Der Dreißigjährige Krieg brachte dem ländlichen Räumen 40 Prozent Bevölkerungsverluste, in Brandenburg bis zu 50 Prozent und die Reformation hatte einen großen Einfluss auf die Ernährung der Menschen, indem sie den Fleischgenuss ganzjährig erlaubte. Zuvor untersagte die Kirche diesen an bis zu 160 Tagen im Jahr und während der Fastenzeiten wurde viel Fisch gegessen. Durch die Bevölkerungsexplosion der frühen Neuzeit standen weniger Weideflächen zur Verfügung und pflanzliche Kost gewann an Bedeutung. Trotzdem haben sich die Menschen in den dünn besiedelten Gebieten nicht schlechter ernährt als im Mittelalter. Die Städter aus Brandenburg und Anklam hatten trotzdem noch Fleisch auf dem Speiseplan – die Tasdorfer etwas weniger.

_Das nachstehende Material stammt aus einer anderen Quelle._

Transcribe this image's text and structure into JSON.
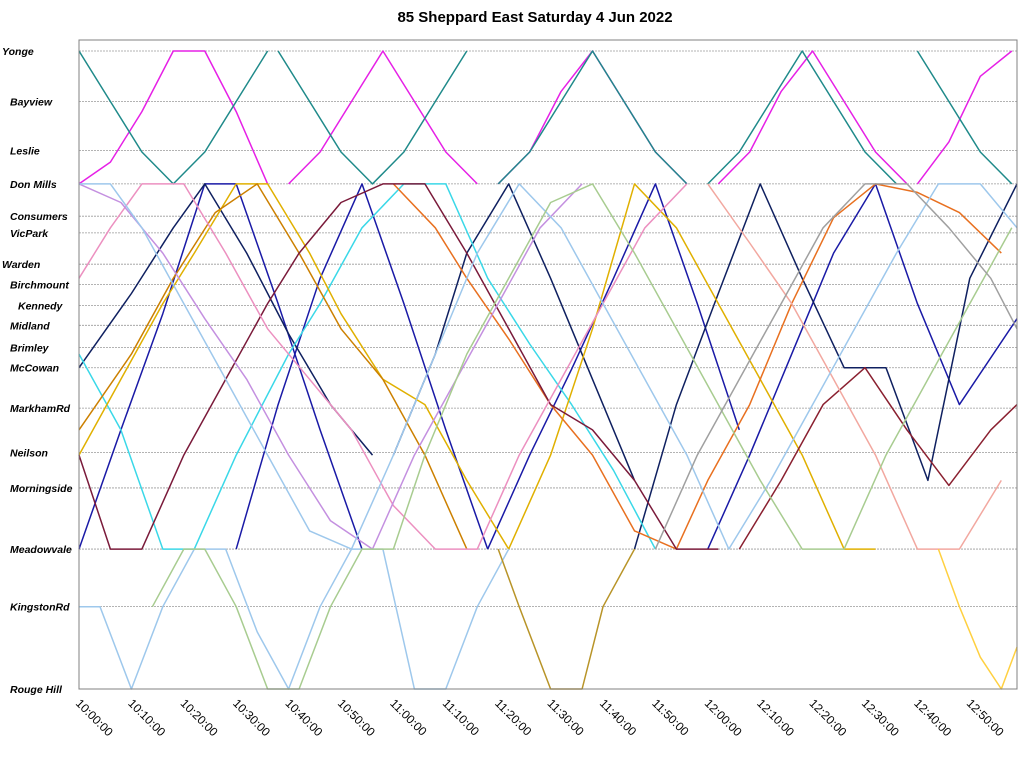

Bestätigt wird das paradoxerweise auch durch die Schadstoffbelastung der Knochen. So fanden sich etwa bei den Brandenburgern deutlich höhere Arsenspuren als bei den Tasdorfern. Das ist ein Zeichen für Wohlstand, denn Arsen wurde den meisten Medikamenten beigefügt und mit Arsen wurden Weinfässer gereinigt. Die Arsenspuren bei den Tasdorfer Männern lassen sich auf die damals übliche Getreidebeize des Saatgutes zurückführen. Die Knochen ihrer Frauen zeigen dafür höhere Calciumgehalte, was Dr. Peitl auf den Rauch der Herdfeuer zurückführt, denen sie am stärksten ausgesetzt waren.

Harte Kindheiten
Die Knochen der Tasdorfer Kinde berichten über eine Verschlechterung der Lebensumstände im alter von fünf bis sechs Jahren. Zu diesem Zeitpunkt wurden die Dorfkinder schon zu körperlicher Arbeit herangezogen. In der Stadt fand der Eintritt in das Erwachsenenalter erst mit sechs bis zehn Jahren statt. Die Kinder mussten dann im Haus des Lehrmeisters leben und waren schwerer Arbeit, Züchtigungen und mangelnder Kost ausgesetzt. Die Sterblichkeit von 50 Prozent lässt sich aber eher auf die in den Städten mangelnde Hygiene zurückführen, als auf schlechtere Ernährung.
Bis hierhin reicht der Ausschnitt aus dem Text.